Mit seiner Debüt-CD sorgt das Jazztrio Kalima für Furore. Mit der Luxemburger Sängerin Sascha Ley, der Saxophonistin Anne Kaftan aus Wittlich und der Kölner Pianistin Laia Genc haben sich drei Solistinnen der Extra-Klasse zusammengetan.

Schon das Coverdesign der CD-Hülle ist programmatisch: Ein Dschungel strahlender Farben, Blätter eines imaginären Baumes, kunstvoll und übergangslos miteinander verwoben, luftig und lichtdurchflutet.

Damit ist eigentlich alles Wesentliche über die Musik von Kalima gesagt. Vielfältig, von Easy Listening über Weltmusik bis zu Free-Jazz-Anklängen. Virtuos, mit ausgedehnten Profilierungsmöglichkeiten für die Solisten, die aber nie zu Lasten des Klanggefüges der Band gehen. Variabel, weil ihr breites Erfahrungsspektrum von Klassik, Jazz, Chanson, Pop den Musikerinnen eine angenehme Art von Souveränität und Reife verleiht, die man aus jedem Titel heraushört.

Es gibt, wie bei "Northern Light", wunderbar-sanfte Dialoge von Gencs Klavier und Kaftans Blasinstrumenten, in die sich Leys Stimme herrlich vorlaut einmischt. Ein Titel wie "Eyes closed" schafft es, Fragen offen zu lassen - und zwar nicht nur im Text, sondern auch in der Musik.

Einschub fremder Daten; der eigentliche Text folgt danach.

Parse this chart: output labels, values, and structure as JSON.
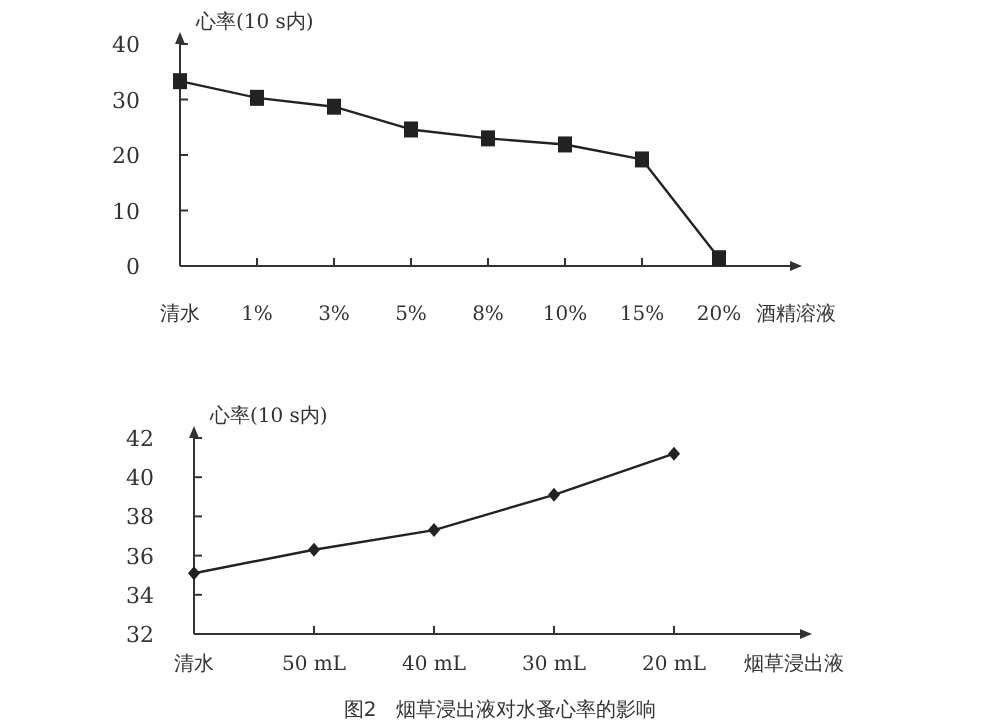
{
  "chart_data": [
    {
      "type": "line",
      "ylabel": "心率(10 s内)",
      "categories": [
        "清水",
        "1%",
        "3%",
        "5%",
        "8%",
        "10%",
        "15%",
        "20%",
        "酒精溶液"
      ],
      "values": [
        33.3,
        30.3,
        28.7,
        24.6,
        23,
        21.9,
        19.2,
        1.4,
        null
      ],
      "color": "#222222",
      "marker": "square",
      "ylim": [
        0,
        40
      ],
      "yticks": [
        0,
        10,
        20,
        30,
        40
      ]
    },
    {
      "type": "line",
      "ylabel": "心率(10 s内)",
      "categories": [
        "清水",
        "50 mL",
        "40 mL",
        "30 mL",
        "20 mL",
        "烟草浸出液"
      ],
      "values": [
        35.1,
        36.3,
        37.3,
        39.1,
        41.2,
        null
      ],
      "color": "#222222",
      "marker": "diamond",
      "ylim": [
        32,
        42
      ],
      "yticks": [
        32,
        34,
        36,
        38,
        40,
        42
      ],
      "annotations": [
        "图2　烟草浸出液对水蚤心率的影响"
      ]
    }
  ]
}
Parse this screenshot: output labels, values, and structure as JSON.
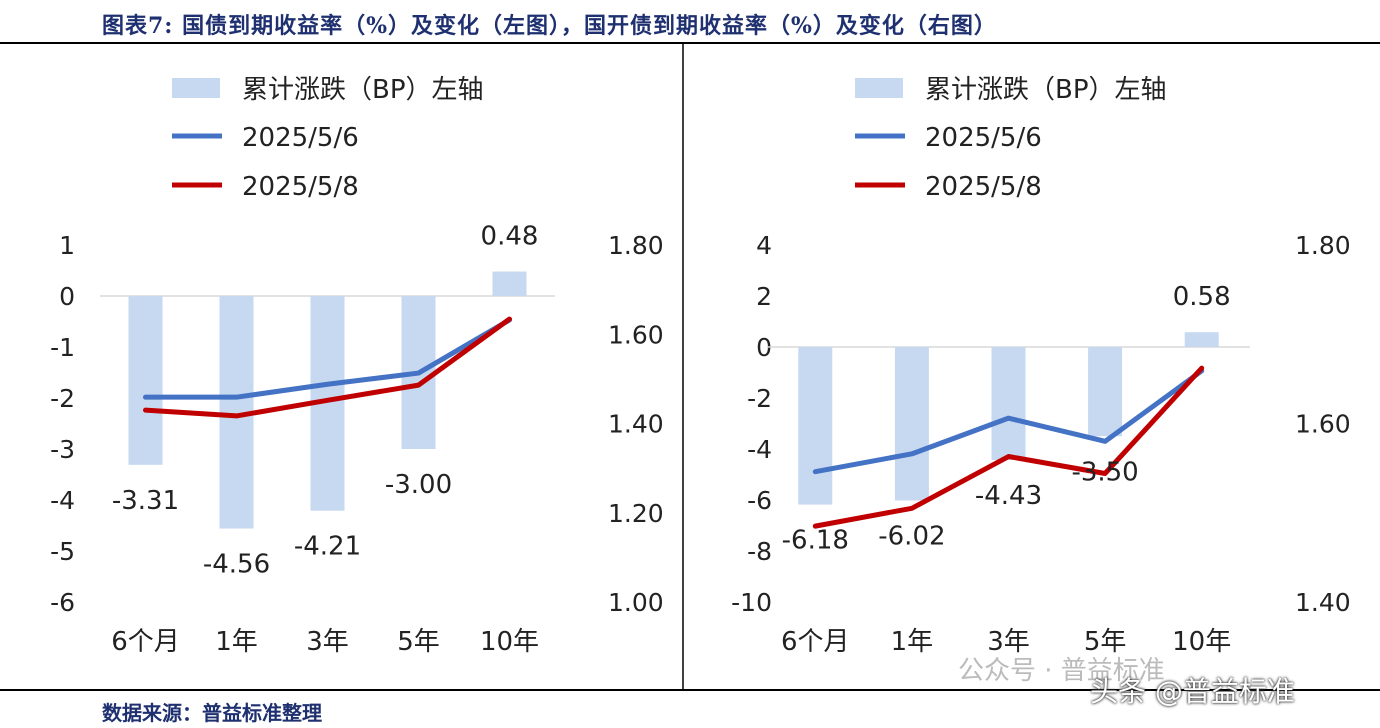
{
  "title": "图表7:  国债到期收益率（%）及变化（左图），国开债到期收益率（%）及变化（右图）",
  "footer": "数据来源：普益标准整理",
  "watermark": {
    "wechat": "公众号 · 普益标准",
    "toutiao": "头条 @普益标准"
  },
  "colors": {
    "bar": "#c6d9f1",
    "line1": "#4472c4",
    "line2": "#c00000",
    "title": "#1f3070"
  },
  "chart_data": [
    {
      "type": "bar+line",
      "categories": [
        "6个月",
        "1年",
        "3年",
        "5年",
        "10年"
      ],
      "legend": [
        "累计涨跌（BP）左轴",
        "2025/5/6",
        "2025/5/8"
      ],
      "legend_position": "top-left",
      "bars": {
        "name": "累计涨跌（BP）左轴",
        "values": [
          -3.31,
          -4.56,
          -4.21,
          -3.0,
          0.48
        ],
        "labels": [
          "-3.31",
          "-4.56",
          "-4.21",
          "-3.00",
          "0.48"
        ]
      },
      "series": [
        {
          "name": "2025/5/6",
          "values": [
            1.459,
            1.459,
            1.488,
            1.513,
            1.632
          ]
        },
        {
          "name": "2025/5/8",
          "values": [
            1.43,
            1.417,
            1.452,
            1.486,
            1.634
          ]
        }
      ],
      "y_left": {
        "ylim": [
          -6,
          1
        ],
        "ticks": [
          "1",
          "0",
          "-1",
          "-2",
          "-3",
          "-4",
          "-5",
          "-6"
        ]
      },
      "y_right": {
        "ylim": [
          1.0,
          1.8
        ],
        "ticks": [
          "1.80",
          "1.60",
          "1.40",
          "1.20",
          "1.00"
        ]
      },
      "grid": false
    },
    {
      "type": "bar+line",
      "categories": [
        "6个月",
        "1年",
        "3年",
        "5年",
        "10年"
      ],
      "legend": [
        "累计涨跌（BP）左轴",
        "2025/5/6",
        "2025/5/8"
      ],
      "legend_position": "top-left",
      "bars": {
        "name": "累计涨跌（BP）左轴",
        "values": [
          -6.18,
          -6.02,
          -4.43,
          -3.5,
          0.58
        ],
        "labels": [
          "-6.18",
          "-6.02",
          "-4.43",
          "-3.50",
          "0.58"
        ]
      },
      "series": [
        {
          "name": "2025/5/6",
          "values": [
            1.546,
            1.566,
            1.606,
            1.58,
            1.659
          ]
        },
        {
          "name": "2025/5/8",
          "values": [
            1.485,
            1.505,
            1.563,
            1.544,
            1.662
          ]
        }
      ],
      "y_left": {
        "ylim": [
          -10,
          4
        ],
        "ticks": [
          "4",
          "2",
          "0",
          "-2",
          "-4",
          "-6",
          "-8",
          "-10"
        ]
      },
      "y_right": {
        "ylim": [
          1.4,
          1.8
        ],
        "ticks": [
          "1.80",
          "1.60",
          "1.40"
        ]
      },
      "grid": false
    }
  ]
}
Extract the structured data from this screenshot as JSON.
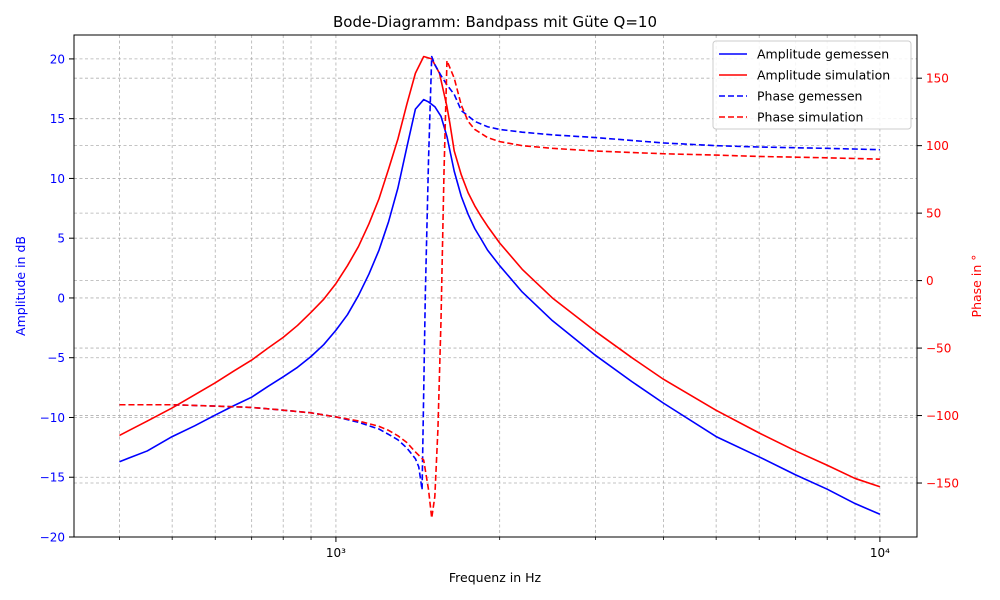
{
  "chart_data": {
    "type": "line",
    "title": "Bode-Diagramm: Bandpass mit Güte Q=10",
    "xlabel": "Frequenz in Hz",
    "ylabel_left": "Amplitude in dB",
    "ylabel_right": "Phase in °",
    "x_scale": "log",
    "xlim": [
      330,
      11700
    ],
    "ylim_left": [
      -20,
      22
    ],
    "ylim_right": [
      -190,
      182
    ],
    "x_major_ticks": [
      {
        "v": 1000,
        "label": "10³"
      },
      {
        "v": 10000,
        "label": "10⁴"
      }
    ],
    "x_minor_ticks": [
      400,
      500,
      600,
      700,
      800,
      900,
      2000,
      3000,
      4000,
      5000,
      6000,
      7000,
      8000,
      9000
    ],
    "y_ticks_left": [
      -20,
      -15,
      -10,
      -5,
      0,
      5,
      10,
      15,
      20
    ],
    "y_ticks_right": [
      -150,
      -100,
      -50,
      0,
      50,
      100,
      150
    ],
    "grid": true,
    "legend_position": "top-right",
    "colors": {
      "measured": "#0000ff",
      "simulated": "#ff0000",
      "left_axis": "#0000ff",
      "right_axis": "#ff0000",
      "grid": "#b0b0b0"
    },
    "series": [
      {
        "name": "Amplitude gemessen",
        "axis": "left",
        "style": "solid",
        "color": "#0000ff",
        "x": [
          400,
          450,
          500,
          550,
          600,
          650,
          700,
          750,
          800,
          850,
          900,
          950,
          1000,
          1050,
          1100,
          1150,
          1200,
          1250,
          1300,
          1350,
          1400,
          1450,
          1480,
          1520,
          1560,
          1600,
          1650,
          1700,
          1750,
          1800,
          1850,
          1900,
          2000,
          2200,
          2500,
          3000,
          3500,
          4000,
          5000,
          6000,
          7000,
          8000,
          9000,
          10000
        ],
        "y": [
          -13.7,
          -12.8,
          -11.6,
          -10.7,
          -9.8,
          -9.0,
          -8.3,
          -7.4,
          -6.6,
          -5.8,
          -4.9,
          -3.9,
          -2.7,
          -1.4,
          0.2,
          2.0,
          4.0,
          6.4,
          9.2,
          12.6,
          15.8,
          16.6,
          16.4,
          16.0,
          15.2,
          13.5,
          10.6,
          8.5,
          7.0,
          5.8,
          4.9,
          4.0,
          2.7,
          0.5,
          -1.9,
          -4.8,
          -7.0,
          -8.8,
          -11.6,
          -13.3,
          -14.8,
          -16.0,
          -17.2,
          -18.1
        ]
      },
      {
        "name": "Amplitude simulation",
        "axis": "left",
        "style": "solid",
        "color": "#ff0000",
        "x": [
          400,
          450,
          500,
          550,
          600,
          650,
          700,
          750,
          800,
          850,
          900,
          950,
          1000,
          1050,
          1100,
          1150,
          1200,
          1250,
          1300,
          1350,
          1400,
          1450,
          1500,
          1550,
          1600,
          1620,
          1650,
          1700,
          1750,
          1800,
          1850,
          1900,
          2000,
          2200,
          2500,
          3000,
          3500,
          4000,
          5000,
          6000,
          7000,
          8000,
          9000,
          10000
        ],
        "y": [
          -11.5,
          -10.3,
          -9.2,
          -8.1,
          -7.1,
          -6.1,
          -5.2,
          -4.2,
          -3.3,
          -2.3,
          -1.2,
          -0.1,
          1.2,
          2.7,
          4.3,
          6.2,
          8.3,
          10.8,
          13.3,
          16.2,
          18.8,
          20.2,
          20.0,
          18.8,
          16.0,
          14.6,
          12.3,
          10.3,
          8.8,
          7.7,
          6.8,
          6.0,
          4.6,
          2.4,
          0.0,
          -2.8,
          -5.0,
          -6.8,
          -9.4,
          -11.3,
          -12.8,
          -14.0,
          -15.1,
          -15.8
        ]
      },
      {
        "name": "Phase gemessen",
        "axis": "right",
        "style": "dashed",
        "color": "#0000ff",
        "x": [
          400,
          500,
          600,
          700,
          800,
          900,
          1000,
          1100,
          1200,
          1250,
          1300,
          1350,
          1400,
          1420,
          1440,
          1460,
          1480,
          1500,
          1520,
          1560,
          1600,
          1650,
          1700,
          1750,
          1800,
          1900,
          2000,
          2200,
          2500,
          3000,
          4000,
          5000,
          6000,
          8000,
          10000
        ],
        "y": [
          -92,
          -92,
          -93,
          -94,
          -96,
          -98,
          -101,
          -105,
          -110,
          -114,
          -118,
          -124,
          -132,
          -138,
          -155,
          -10,
          90,
          166,
          160,
          152,
          145,
          138,
          126,
          122,
          118,
          114,
          112,
          110,
          108,
          106,
          102,
          100,
          99,
          98,
          97
        ]
      },
      {
        "name": "Phase simulation",
        "axis": "right",
        "style": "dashed",
        "color": "#ff0000",
        "x": [
          400,
          500,
          600,
          700,
          800,
          900,
          1000,
          1100,
          1200,
          1250,
          1300,
          1350,
          1400,
          1450,
          1480,
          1500,
          1520,
          1540,
          1560,
          1580,
          1600,
          1650,
          1700,
          1750,
          1800,
          1900,
          2000,
          2200,
          2500,
          3000,
          4000,
          5000,
          6000,
          8000,
          10000
        ],
        "y": [
          -92,
          -92,
          -93,
          -94,
          -96,
          -98,
          -101,
          -104,
          -108,
          -111,
          -115,
          -120,
          -127,
          -133,
          -155,
          -176,
          -160,
          -110,
          -30,
          80,
          163,
          150,
          130,
          118,
          112,
          106,
          103,
          100,
          98,
          96,
          94,
          93,
          92,
          91,
          90
        ]
      }
    ]
  }
}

Und wenn man glaubt, man hätte eine Linie gefunden, wechselt das Trio plötzlich auf die Latin-Klänge und -rhythmen einer unglücklichen mexikanischen Liebesgeschichte ("Cucurrucucú Paloma"). Oder jettet in eine heftig pulsierende indische Metropole ("Bus to Regal").

Es mag ein subjektiver Eindruck sein, aber die CD kommt um so stärker rüber, je weniger die Musikerinnen versuchen, zirzensisch zu glänzen. Wer stimmliche oder instrumentelle Hochkoloraturen hören will, wird anderswo sicher noch eine Spur glanzvoller bedient. Wer aber Lust hat, sich auf eine gelungene musikalische Weltreise einladen zu lassen, mit Kalima als exzellentem Reiseführer, sollte die Debüt-CD nicht missen.